Summary: Lawyers involved with the BP Oil Spill litigation will divvy up a huge pot of legal fees.
The 2010 BP Oil Spill in the Gulf of Mexico was an environmental disaster but a huge payday for the 122 law firms involved in the class-action lawsuit following the incident. According to The Salt Lake Tribune, the firms will divide $700 million in fees from the litigation, and two Louisiana law firms will get a large chunk of the money, roughly $87.8 million each.
On April 20, 2010, an explosion occurred on the Deepwater Horizon offshore rig on the BP (British Petroleum)-owned Macondo Prospect in the Gulf of Mexico. The accident resulted in 11 workers losing their lives, and millions of barrels of oil spilling into the surrounding water for 87 days. Because of the oil Spill, recreational beaches and wetlands were polluted, and many wildlife were killed.
The oil spill resulted in a two-phase trial that lasted for several years and involved expert testimony and settlement negotiations, according to NOLA. The class-action consolidated multiple lawsuits and were centralized in New Orleans.
Following the disaster, courts deemed BP responsible, and the oil company said that the costs of cleaning the spill, restoring the area, and paying legal settlements to local residents and businesses cost them more than $61 billion. Part of that money included a $20 billion penalty for violating the Clean Water Act.
Transocean, which leased the rig that exploded, and contractor Halliburton were also deemed responsible and reached their own settlements with individuals, the government, and local businesses.
BP, Transocean, and Halliburton were ordered to pay plaintiffs’ attorney fees. BP agreed to pay $555 million and Transocean and Halliburton agreed to pay $124 million.
Domengaux Wright Roy & Edwards and Herman, Herman & Katz “oversaw and steered the entire litigation effort” against BP, according to the group of attorneys involved; and they stand to each get $87.8 million if a New Orleans-based federal judge approves the amounts.

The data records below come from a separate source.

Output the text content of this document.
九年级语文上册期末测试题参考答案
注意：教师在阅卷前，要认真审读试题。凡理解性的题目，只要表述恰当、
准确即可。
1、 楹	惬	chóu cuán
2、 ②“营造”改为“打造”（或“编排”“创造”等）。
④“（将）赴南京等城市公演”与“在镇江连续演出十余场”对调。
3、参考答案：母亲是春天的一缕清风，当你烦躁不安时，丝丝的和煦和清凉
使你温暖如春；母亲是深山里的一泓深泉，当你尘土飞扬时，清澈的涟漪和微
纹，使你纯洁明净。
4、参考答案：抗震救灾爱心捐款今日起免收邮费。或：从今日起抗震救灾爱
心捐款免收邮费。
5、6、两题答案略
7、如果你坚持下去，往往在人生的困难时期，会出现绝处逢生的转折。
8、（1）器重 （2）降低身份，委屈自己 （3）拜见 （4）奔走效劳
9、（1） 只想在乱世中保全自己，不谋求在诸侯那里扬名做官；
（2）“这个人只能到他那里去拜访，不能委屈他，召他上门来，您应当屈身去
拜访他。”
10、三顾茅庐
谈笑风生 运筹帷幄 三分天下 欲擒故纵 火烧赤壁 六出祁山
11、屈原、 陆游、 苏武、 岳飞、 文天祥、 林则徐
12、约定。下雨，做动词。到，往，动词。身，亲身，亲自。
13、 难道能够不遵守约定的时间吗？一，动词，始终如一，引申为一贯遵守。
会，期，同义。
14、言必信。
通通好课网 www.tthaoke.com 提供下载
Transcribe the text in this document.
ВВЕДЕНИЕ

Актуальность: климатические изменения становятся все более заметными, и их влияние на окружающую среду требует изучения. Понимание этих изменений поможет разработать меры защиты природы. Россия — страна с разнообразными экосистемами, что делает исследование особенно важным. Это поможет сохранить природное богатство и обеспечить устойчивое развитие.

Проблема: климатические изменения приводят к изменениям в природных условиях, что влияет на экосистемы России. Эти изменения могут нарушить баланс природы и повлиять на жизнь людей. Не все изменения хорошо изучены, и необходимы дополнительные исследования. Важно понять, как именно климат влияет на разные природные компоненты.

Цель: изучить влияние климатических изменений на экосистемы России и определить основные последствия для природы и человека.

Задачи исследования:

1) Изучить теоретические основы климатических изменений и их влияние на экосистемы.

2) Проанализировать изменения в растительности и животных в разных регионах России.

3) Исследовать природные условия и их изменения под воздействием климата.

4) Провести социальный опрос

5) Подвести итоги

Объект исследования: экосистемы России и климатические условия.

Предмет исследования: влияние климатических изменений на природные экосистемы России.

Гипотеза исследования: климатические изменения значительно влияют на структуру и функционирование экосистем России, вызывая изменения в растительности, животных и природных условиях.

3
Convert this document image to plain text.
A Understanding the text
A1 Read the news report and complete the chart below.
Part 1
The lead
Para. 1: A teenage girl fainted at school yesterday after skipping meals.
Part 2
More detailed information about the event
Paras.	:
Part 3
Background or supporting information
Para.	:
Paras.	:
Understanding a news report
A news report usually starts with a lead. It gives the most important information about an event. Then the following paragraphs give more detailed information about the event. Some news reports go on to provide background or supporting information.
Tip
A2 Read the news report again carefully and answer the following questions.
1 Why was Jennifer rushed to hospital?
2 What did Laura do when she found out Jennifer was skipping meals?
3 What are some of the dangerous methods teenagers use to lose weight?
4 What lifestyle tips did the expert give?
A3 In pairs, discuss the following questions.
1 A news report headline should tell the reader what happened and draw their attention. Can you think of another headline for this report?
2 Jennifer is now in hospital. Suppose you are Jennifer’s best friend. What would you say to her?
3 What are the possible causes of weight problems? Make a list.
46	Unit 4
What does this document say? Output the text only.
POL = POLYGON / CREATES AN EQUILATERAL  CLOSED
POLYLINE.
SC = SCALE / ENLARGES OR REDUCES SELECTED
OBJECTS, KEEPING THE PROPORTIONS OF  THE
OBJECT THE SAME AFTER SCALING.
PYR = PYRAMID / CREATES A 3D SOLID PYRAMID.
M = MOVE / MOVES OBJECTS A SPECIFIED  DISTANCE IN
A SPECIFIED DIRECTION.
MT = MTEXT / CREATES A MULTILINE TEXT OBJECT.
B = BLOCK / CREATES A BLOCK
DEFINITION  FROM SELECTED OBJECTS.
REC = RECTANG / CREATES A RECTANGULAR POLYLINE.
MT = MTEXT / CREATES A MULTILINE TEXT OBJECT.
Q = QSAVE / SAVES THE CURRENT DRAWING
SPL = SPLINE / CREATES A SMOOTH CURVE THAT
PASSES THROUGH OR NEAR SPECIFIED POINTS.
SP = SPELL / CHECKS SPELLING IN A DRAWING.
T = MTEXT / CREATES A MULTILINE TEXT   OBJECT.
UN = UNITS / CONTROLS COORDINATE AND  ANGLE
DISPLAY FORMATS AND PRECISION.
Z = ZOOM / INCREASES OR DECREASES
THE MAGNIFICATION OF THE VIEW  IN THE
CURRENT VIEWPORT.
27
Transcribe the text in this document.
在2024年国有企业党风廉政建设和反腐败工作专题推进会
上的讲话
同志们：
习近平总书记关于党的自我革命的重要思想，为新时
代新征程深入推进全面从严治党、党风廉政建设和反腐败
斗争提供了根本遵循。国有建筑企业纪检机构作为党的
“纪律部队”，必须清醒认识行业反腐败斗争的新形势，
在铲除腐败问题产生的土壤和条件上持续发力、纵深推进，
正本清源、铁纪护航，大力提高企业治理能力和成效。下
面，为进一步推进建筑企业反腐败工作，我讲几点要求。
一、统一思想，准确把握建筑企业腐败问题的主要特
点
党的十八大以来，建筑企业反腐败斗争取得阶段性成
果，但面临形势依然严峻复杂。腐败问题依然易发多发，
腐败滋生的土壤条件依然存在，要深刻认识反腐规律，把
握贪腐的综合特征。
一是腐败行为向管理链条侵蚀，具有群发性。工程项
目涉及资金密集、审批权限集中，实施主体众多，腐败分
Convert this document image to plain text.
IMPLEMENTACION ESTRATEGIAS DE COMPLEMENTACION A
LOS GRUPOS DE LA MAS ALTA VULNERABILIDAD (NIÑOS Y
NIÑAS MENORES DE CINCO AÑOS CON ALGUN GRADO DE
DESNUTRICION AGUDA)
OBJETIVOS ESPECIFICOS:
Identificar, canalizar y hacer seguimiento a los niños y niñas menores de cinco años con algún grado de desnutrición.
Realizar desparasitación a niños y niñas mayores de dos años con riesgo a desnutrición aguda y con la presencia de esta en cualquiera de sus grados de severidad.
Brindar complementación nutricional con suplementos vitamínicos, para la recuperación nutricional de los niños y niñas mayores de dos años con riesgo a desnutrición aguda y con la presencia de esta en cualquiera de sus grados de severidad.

Cunningham Bounds of Alabama, and Weitz & Luxenberg of New York will receive $42 million each if the allocation recommendation is approved. Dozens of New Orleans-based law firms are expected to divide $243 million, according to NOLA.
The recommendation filed in court this week stated that the firms representing the plaintiffs worked tens of thousands of hours on cases involving common issues from the spill.
“The fee committee felt confident that a minimum of 518,250 hours were reasonably expended through the end of 2015 for the common benefit of class members and others affected by the Deepwater Horizon incident,” the filing said, according to NOLA.
Lawsuits concerning the spill were consolidated and overseen by New Orleans judge, Carl Barbier, who will rule on whether the fee allocation is clear or not. The 50-page allocation recommendation may not pass if challenged, and The Salt Lake Tribune said that some firms have already disputed their allotment.
Barbier said that this case was the largest multi-district litigation in history, and he said the sheer size was surpassed by its complexity.
“Over 130,000 individual civil actions and/or claims-in-limitation were filed by private businesses, individuals, and local governments,” Barbier said. “Yet even greater than its sheer size was the MDL’s complexity.”